Figure 4. — RLS spectra of (A) TMPipEOPP and (B) OMHEPzEOPP in the presence of different concentrations of KRAS. The RLS intensity increased first (red lines) and then declined (blue lines) with KRAS concentration. The inserts show the KRAS concentration-dependent changes in the RLS signal intensity at 450 nm. [TMPipEOPP] = [OMHEPzEOPP] = 5 μM. Excitation and emission slits were set at 3 and 1.5 nm, respectively.

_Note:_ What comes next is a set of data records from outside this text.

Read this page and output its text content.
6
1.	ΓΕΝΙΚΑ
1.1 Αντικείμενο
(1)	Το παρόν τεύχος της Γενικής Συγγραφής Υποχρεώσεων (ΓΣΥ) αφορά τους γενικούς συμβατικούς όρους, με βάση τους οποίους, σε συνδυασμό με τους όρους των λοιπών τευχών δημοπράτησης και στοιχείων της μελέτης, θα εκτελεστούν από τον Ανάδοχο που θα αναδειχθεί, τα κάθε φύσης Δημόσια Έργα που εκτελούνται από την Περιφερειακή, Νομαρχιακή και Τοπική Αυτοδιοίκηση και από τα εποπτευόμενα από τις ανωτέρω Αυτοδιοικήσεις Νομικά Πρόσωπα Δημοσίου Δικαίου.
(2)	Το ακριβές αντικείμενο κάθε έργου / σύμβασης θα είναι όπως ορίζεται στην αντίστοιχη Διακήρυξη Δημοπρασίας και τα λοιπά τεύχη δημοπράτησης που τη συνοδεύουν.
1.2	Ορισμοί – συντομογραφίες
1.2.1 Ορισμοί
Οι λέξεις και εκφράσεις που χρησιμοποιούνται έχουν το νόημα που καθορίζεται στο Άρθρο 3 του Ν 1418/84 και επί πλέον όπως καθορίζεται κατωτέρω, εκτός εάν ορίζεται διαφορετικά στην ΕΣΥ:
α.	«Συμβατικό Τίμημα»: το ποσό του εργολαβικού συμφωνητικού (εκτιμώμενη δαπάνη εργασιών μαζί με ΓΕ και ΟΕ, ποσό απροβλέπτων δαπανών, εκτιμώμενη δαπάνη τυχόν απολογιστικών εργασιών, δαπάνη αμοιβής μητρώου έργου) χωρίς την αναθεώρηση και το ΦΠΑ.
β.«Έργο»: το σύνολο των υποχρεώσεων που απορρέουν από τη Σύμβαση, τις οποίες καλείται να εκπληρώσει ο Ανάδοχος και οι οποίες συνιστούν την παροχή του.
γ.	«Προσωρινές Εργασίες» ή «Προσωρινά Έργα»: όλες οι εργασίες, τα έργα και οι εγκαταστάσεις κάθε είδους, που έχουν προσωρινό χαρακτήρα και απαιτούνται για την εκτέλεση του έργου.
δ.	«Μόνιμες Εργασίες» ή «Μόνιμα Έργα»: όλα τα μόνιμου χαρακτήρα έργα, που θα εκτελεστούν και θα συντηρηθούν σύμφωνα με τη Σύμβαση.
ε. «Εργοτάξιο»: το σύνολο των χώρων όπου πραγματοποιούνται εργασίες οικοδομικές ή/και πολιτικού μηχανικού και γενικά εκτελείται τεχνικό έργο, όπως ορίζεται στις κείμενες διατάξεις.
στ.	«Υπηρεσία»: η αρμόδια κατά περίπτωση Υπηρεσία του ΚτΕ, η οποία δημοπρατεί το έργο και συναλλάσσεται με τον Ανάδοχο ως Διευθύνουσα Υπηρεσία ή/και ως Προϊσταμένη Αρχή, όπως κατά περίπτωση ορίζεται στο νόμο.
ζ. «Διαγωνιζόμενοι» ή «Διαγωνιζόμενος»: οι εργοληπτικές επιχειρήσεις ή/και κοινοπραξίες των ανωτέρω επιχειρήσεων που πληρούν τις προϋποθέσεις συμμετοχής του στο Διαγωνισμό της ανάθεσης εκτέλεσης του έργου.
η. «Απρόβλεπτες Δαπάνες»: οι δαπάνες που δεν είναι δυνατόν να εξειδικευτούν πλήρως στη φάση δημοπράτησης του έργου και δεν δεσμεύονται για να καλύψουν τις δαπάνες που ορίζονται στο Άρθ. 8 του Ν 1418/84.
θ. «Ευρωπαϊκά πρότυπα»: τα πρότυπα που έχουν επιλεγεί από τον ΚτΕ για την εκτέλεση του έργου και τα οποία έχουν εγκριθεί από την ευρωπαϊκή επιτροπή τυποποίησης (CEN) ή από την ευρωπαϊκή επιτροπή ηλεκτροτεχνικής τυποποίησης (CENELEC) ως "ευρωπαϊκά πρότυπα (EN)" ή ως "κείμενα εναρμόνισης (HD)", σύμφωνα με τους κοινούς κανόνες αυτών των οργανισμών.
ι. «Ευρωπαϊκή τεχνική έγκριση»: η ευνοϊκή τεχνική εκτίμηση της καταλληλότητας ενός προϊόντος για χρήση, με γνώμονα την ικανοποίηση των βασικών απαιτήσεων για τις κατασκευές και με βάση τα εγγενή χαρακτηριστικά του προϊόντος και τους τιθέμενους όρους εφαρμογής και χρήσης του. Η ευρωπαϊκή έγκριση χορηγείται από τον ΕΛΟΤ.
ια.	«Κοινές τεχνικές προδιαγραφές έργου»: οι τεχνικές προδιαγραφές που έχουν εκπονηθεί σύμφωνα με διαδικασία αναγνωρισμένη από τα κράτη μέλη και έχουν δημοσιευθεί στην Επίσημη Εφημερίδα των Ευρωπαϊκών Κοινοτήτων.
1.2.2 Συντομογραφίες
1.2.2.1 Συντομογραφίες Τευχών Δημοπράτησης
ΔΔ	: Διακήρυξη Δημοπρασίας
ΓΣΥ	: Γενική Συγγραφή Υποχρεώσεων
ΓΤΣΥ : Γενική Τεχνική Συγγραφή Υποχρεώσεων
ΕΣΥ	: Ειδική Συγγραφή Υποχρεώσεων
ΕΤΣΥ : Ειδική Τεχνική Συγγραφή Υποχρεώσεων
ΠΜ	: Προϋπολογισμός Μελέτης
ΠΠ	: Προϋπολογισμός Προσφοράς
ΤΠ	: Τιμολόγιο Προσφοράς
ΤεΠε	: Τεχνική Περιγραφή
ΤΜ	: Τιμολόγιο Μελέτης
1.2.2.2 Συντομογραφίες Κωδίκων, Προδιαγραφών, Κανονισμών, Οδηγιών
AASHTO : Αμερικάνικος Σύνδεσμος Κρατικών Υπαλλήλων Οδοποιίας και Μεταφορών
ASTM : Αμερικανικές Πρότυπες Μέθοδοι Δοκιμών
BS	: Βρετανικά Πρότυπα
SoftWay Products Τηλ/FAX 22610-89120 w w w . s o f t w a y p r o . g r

Distinguishing G-quadruplex by linear discriminant analysis

Since the prepared cationic porphyrins with large side substituents could simultaneously provide three ways (UV-vis absorption, fluorescent and RLS) to specifically recognize G-quadruplexes, we could then apply a statistical method—linear discriminant analysis (LDA) to achieve a quantifiable discrimination of G-quadruplexes from ssDNAs and dsDNAs. LDA is a statistical method which is widely applied to assign new objects to known classes or separate classes of objects (55,56). Briefly, the measured variables, such as the different spectra obtained by UV-vis, fluorescence or RLS, were first combined and set as original matrix. The linear combinations of the original matrix were obtained as discriminants. Discriminant functions are calculated with the objective of maximizing the distance between different classes. Finally, treating with the obtained discriminant function, the original matrix was converted into a series of scores accorded with the appropriate objects. The scores were applied to value the difference between different classes of objects. As the result shown in Figure 5, the scores between ssDNA or dsDNA and G-quadruplex showed great differences. We set a threshold at 2.0, the DNA with a calculated value higher than this threshold could be definitely classified as G-quadruplex, otherwise is assigned to other structural DNA. Because this statistical method takes into account the results of UV–vis absorption, fluorescent and RLS analysis, not only a quantifiable but also a more credible judgment can be given for G-quadruplex-probing.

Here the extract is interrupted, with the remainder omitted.